In grossen wie in kleinen Becken finden
1.) dieselben biologischen Vorgänge statt
2.) dieselben chemischen Prozesse statt

Vom Aquarianer hängt es ab, ob
1.) dieselben biologischen Vorgänge ablaufen können
2.) dieselben chemischen Prozesse stattfinden können

Grosse Becken laufen biologisch dann stabiler als kleine Aquarien, wenn im Verhältnis Pflegefehler geringer ausfallen.
Grosse Aquarien besitzen ein grösseres biologisches Potenzial als kleine Becken, das Pflegefehler des AquarianersIn ausgleichen kann, wenn die Verhältnismässigkeit oder der Umfang des Pflegefehlers nicht proportional vom kleinen aufs grosse umgelegt wird.

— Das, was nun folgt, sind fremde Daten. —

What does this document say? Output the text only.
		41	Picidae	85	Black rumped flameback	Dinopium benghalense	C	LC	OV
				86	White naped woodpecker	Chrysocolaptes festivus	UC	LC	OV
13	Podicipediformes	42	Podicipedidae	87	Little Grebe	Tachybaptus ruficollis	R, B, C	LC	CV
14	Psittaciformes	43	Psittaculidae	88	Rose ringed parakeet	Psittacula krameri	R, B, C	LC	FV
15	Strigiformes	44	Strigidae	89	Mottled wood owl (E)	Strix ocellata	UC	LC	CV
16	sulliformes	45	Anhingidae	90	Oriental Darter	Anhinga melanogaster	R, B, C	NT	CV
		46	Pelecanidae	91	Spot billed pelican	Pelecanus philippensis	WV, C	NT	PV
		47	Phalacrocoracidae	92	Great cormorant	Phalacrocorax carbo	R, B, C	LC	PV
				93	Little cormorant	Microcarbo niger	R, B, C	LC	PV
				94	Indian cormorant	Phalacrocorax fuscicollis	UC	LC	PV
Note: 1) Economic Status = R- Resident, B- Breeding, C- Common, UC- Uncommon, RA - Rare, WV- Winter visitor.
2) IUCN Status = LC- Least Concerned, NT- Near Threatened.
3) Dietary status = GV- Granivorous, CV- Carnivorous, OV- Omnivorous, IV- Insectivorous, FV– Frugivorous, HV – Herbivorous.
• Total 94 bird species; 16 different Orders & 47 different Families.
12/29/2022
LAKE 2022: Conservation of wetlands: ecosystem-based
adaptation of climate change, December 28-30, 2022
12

Daneben bliebe noch zu klären, welche physikalisch/chemischen oder ökologischen Voraussetzungen im grösseren Aquarium eine These wie "grössere Aquarien laufen stabiler als kleinere" als relevant erscheinen lassen können.
Im Gegenteil müsste auch erörtert werden, ob kleinere Aquarien ökologisch (als Lebensraum) oder biologisch (bezogen auf alle möglichen ablaufenden Stoffkreisläufe) mit grösseren Aquarien mithalten können.